Или же она волнуется из-за того, что оба – Очаровательный Поверенный и Великолепный Садовник – сказали, что вечером придут? Вряд ли. С каждым из них Софи встречалась всего лишь по одному разу. Она ведь не обманывает их. Кроме того, Рик будет работать – изображать глотателя огня, а Иен заскочит ненадолго, а потом отправится на какое-то семейное мероприятие. Так что неловких ситуаций быть не должно. И еще, мысленно Софи пытается как бы соединить Иена и Рика в одного мужчину – Очаровательного и Великолепного Поверенного-Садовника. На их счет она совершенно не беспокоится. Оба они замечательные.
Нет, надо как-то прогнать эту навязчиво предстающую перед мысленным взором картинку: Конни и Розу, орудующих ножами. И надо что-то делать с Кэллумом.
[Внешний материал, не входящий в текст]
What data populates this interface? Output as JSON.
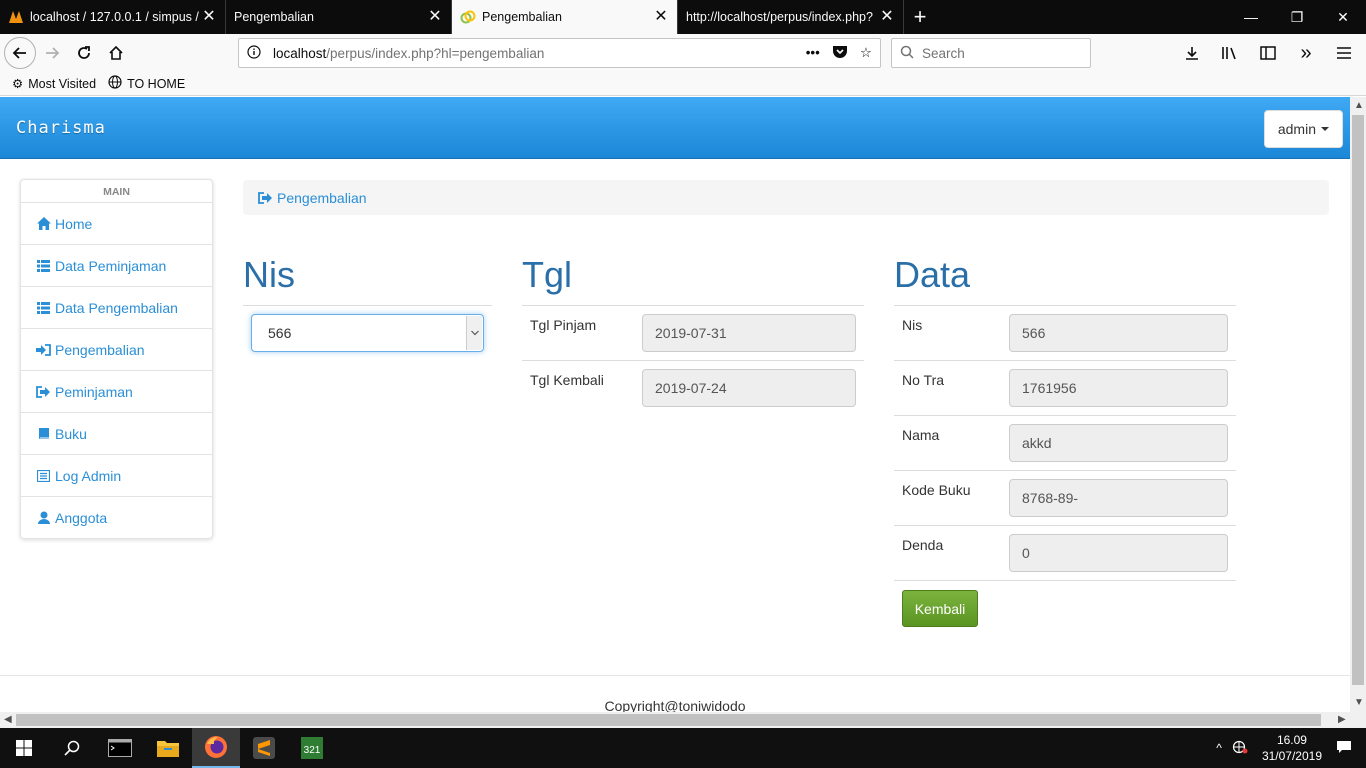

И Грейс. А как ей хотелось поцеловать Кэллума в ванной в тот вечер. И это выражение на лице Грейс, когда они вернулись в гостиную: та как будто знала, ну до чего же Софи этого хотелось.
Розе снится, что ее пытается обнять скользкая серебристая рыбина, бьющаяся у нее в руках. Она просыпается, прижимая к себе совершенно остывшую грелку, кричит от отвращения и отталкивает ее. Ужасное, мерзкое существо!
Несколько мгновений Роза лежит, дрожа от отвращения, и наконец заставляет себя улыбнуться. Это всего лишь сон.
Она переворачивается – о, как все болит по утрам. Никто не знает, каких усилий стоит Розе просто встать утром с постели. Ей приходится подбадривать себя: «Давай. Все у тебя получится. Одна нога, затем другая. Вот так!»
Ее должны ежедневно награждать за выдающиеся достижения.
И все же нет необходимости вставать так рано, этим утром она не собирается плавать. Зимой всегда наступает такой момент, когда вода становится просто ледяной и надо переждать до весны. Когда Роза сказала Софи, что они больше не будут купаться по утрам, та молитвенно сложила руки и сказала: «Благодарю Тебя, Господи!»
И вот вновь наступает Годовщина. Невозможно поверить, что между тем днем и сегодняшним прошло семьдесят три года. Она помнит его яснее, чем события, которые произошли намного позже. К примеру, чем она занималась в семидесятые? Ничего такого, о чем можно было бы вспомнить. Казалось, все это десятилетие можно было пережить за неделю. Роза вспоминает, что любила яркие модные наряды. Много радости доставляли дети. Бывало, Томас часами сидел у нее на коленях и сосал большой палец. Вероника семенила за ней следом, беспрерывно задавая вопросы. А вот Грейс была тихая, молча пристроится рядышком и рисует. Иногда Роза брала ее маленькую, перепачканную красками ручонку и целовала костяшки пальцев. Грейс никогда не любила всякие там обнимашки и прочие нежности.
Чувство, которое испытывала Роза к этим трем малышам, сильно отличалось от ее чрезмерной привязанности к их матерям, Марджи и Лауре, этим золотоволосым девчушкам с большими голубыми глазами и сочными, жадными ртами, напоминающими бутоны роз. Надо же, они такие разные, но при этом обе обожали своего папочку. И это чувство отличалось от того, что она испытывала к бабке детей. Любовь Розы к Энигме всегда переплеталась со страхом.
Роза отодвигает кружевную занавеску на окне. И зажмуривается от неожиданного потока солнечного света. В Годовщину почти всегда бывает прекрасная погода, и Розе это кажется небольшим жульничеством, неточным повторением того дня в далеком 1932 году. Тогда пейзаж, напротив, был какой-то готический: хмурое небо, завывающий ледяной ветер, раскачивающий эвкалипты из стороны в сторону, мутная и покрытая рябью река. Роза представляет себе Конни, стоящую в дверях ее спальни. На руках красные рукавички, связанные еще мамой, вокруг шеи обмотан шарф. По тому, как сестра наклоняла голову набок, Роза догадалась, что у нее опять болит ухо. Она была в сильном волнении. «Это твой последний шанс передумать, Роза. Завтра мы уже ничего не сможем повернуть вспять». Однако Роза была не в состоянии ни говорить, ни двигаться. Она словно оказалась на дне очень глубокого, очень темного колодца и не знала, как выбраться. Ей казалось, она останется там навсегда. Она не произнесла ни слова. Ей было нечего сказать. Конни тяжело вздохнула: «Хорошо. Значит, мы это сделаем». И они это сделали.
Семьдесят три года пролетели как одно мгновение.